Columbia and the Affordable Housing Crisis
By Tom Kappner
PUBLISHED FEBRUARY 28, 2008
By Tom Kappner
PUBLISHED FEBRUARY 28, 2008
Over and over again we hear the argument that “gentrification,” or the general upgrading in the availability of housing to higher and higher socio-economic groups is the inevitable “result of market forces.”
Columbia denies responsibility for the ethnic cleansing and economic homogenization of Morningside Heights that took place from the ’60s through the ’80s and similarly Columbia claims that the irrevocable eradication of the diverse socio-economic fabric north of 125th Street will occur without the proposed Manhattanville expansion.
It is argued that Columbia is merely a contributing factor and, in any case, the $20 million revolving loan fund the University has pledged for affordable housing absolves it of any responsibility it may have.
Though this sum is probably sufficient for less than 100 housing units at costs beyond the reach of most community residents in order to mitigate the displacement of thousands, the problem with the “invisible hand of the market” arguments is that they hide the very real actors and the concrete decisions they make that produce these “inevitable” results.
Columbia’s policies have not been a contributing factor—they have been the major cause for the critical shortage of low and moderate income housing in the area between 110th and 125th Streets, a pattern that the current plans will replicate northward beyond the immediate expansion zone.
The University acquired over 168 residential buildings, more than half of the residential real estate in the area between 110th and 125th Streets. Of the over 6000 housing units in those buildings, less than 600 long term residents remain in the rent-regulated apartments that Columbia has been deregulating.
Currently, the mere announcement of Columbia’s proposed campus in Manhattanville led the owner of 3333 Broadway, immediately North of the expansion zone, to opt out of the Mitchell-Lama subsidized housing program causing hundreds of low and moderate rental units to be vacated.
This is merely the tip of the proverbial iceberg.
Even Columbia’s Environmental Impact Statement admits that the pristine campus it plans will displace 5000 low income residents within a ten block radius. In fact, it will be thousands more, primarily working-class Latino and African American residents from 135th Street northward, who will have to make way for the more upscale condos, co-ops, and luxury rentals that will make the area “respectable” for Columbia.
Moreover, University administrators have consistently acted to prevent the success of any alternative course of action, most recently by refusing to work within the framework of the community’s 197-a Plan. This rejection of a development that would integrate Columbia and the community’s needs favors the creation of yet another exclusive campus enclave.
The University plans to push out the existing community and making the surrounding area more “amenable” to the type of people University administrators perceive to be more socially acceptable, ominously portending a direct repetition of the disastrous patterns of the past.
The brutal campaign of evictions which rid the neighborhood of thousands of “undesirables” (in the infamous words of the University’s provost at the time) and turned it into an affluent company town was the fuel that exploded with the spark created by Gym Crow in ’68. In the aftermath, anxious to clean up Columbia’s image with some good PR, the newly inaugurated President Michael Sovern agreed to an Advisory Committee on University Housing Policies made up of representatives of major community groups and elected officials of the time.
I chaired this board, which met with University VPs and the Director of Real Estate from 1980 to 19855 at Riverside Church.
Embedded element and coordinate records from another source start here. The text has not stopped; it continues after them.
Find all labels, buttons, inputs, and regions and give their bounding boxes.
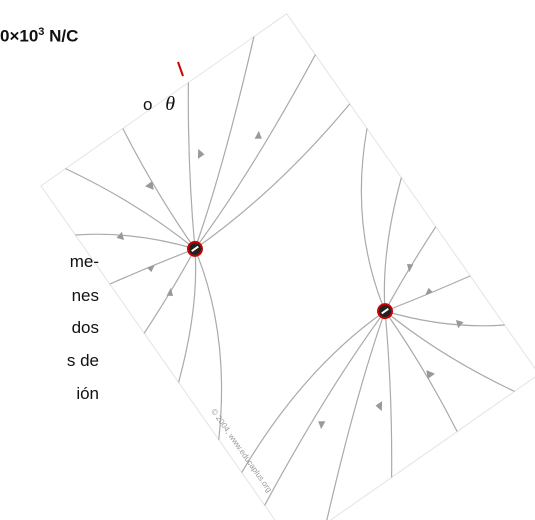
page: {"header": {"base": "0×10", "exponent": … [0, 0, 535, 520]
header-base: 0×10 [0, 27, 38, 46]
red-mark [178, 62, 183, 76]
line2-symbol: θ [165, 93, 175, 115]
paragraph-fragment: ión [76, 384, 99, 404]
paragraph-fragment: nes [72, 286, 99, 306]
figure-panel: © 2004, www.educaplus.org [41, 14, 535, 520]
paragraph-fragment: s de [67, 351, 99, 371]
line2: o θ [143, 93, 175, 116]
paragraph-fragment: me- [70, 252, 99, 272]
figure-border [41, 14, 535, 520]
header-exponent: 3 [38, 26, 44, 38]
line2-text: o [143, 95, 152, 114]
header-line: 0×103 N/C [0, 26, 78, 47]
header-unit: N/C [49, 27, 78, 46]
paragraph-fragment: dos [72, 318, 99, 338]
The idea was to find ways to meet the University’s housing needs without doing so at the expense of the existing community. A variety of formulas were put forward that would provide for the coexistence of a stable long term residential community in the same physical space as the more transient Columbia affiliates.
After five years of being strung along, Columbia came back with their counteroffer that would allow folks with more than 30 years of service the right to remain in their homes upon retirement. The community members saw no point in continuing fruitless negotiations and the Advisory Board was disbanded.
Then, as now, with the West Harlem Local Development Corporation’s practically meaningless Memorandum of Understanding, it’s all about PR and has next to nothing to do with any substance.
If Columbia wants to be serious about meeting its responsibility for the lack of affordable housing, it could honor the suggestions in the 197-a Plan by ceasing vacancy deregulation and setting aside the few remaining rent-regulated apartments it owns as low income housing for community residents in perpetuity. That is certainly a much more cost efficient way to provide affordable housing than the $20 million mentioned in the Memorandum of Understanding, an amount which does not even add up to the units Columbia wants to take over in the expansion zone.
It seems clear that Columbia is determined to ignore the lessons of the past and will continue on its disastrous course. This can only hurt Columbia and the community. There are more of us than there were in ’68 and we have learned our lessons. Sooner or later another spark will ignite the resentment from all the unnecessary pain and suffering Columbia has caused. We are entering a period when ignoring reality will no longer make it go away.
The author is a member of the Columbia College class of 1966. He is a founding member of the Coalition to Preserve Community.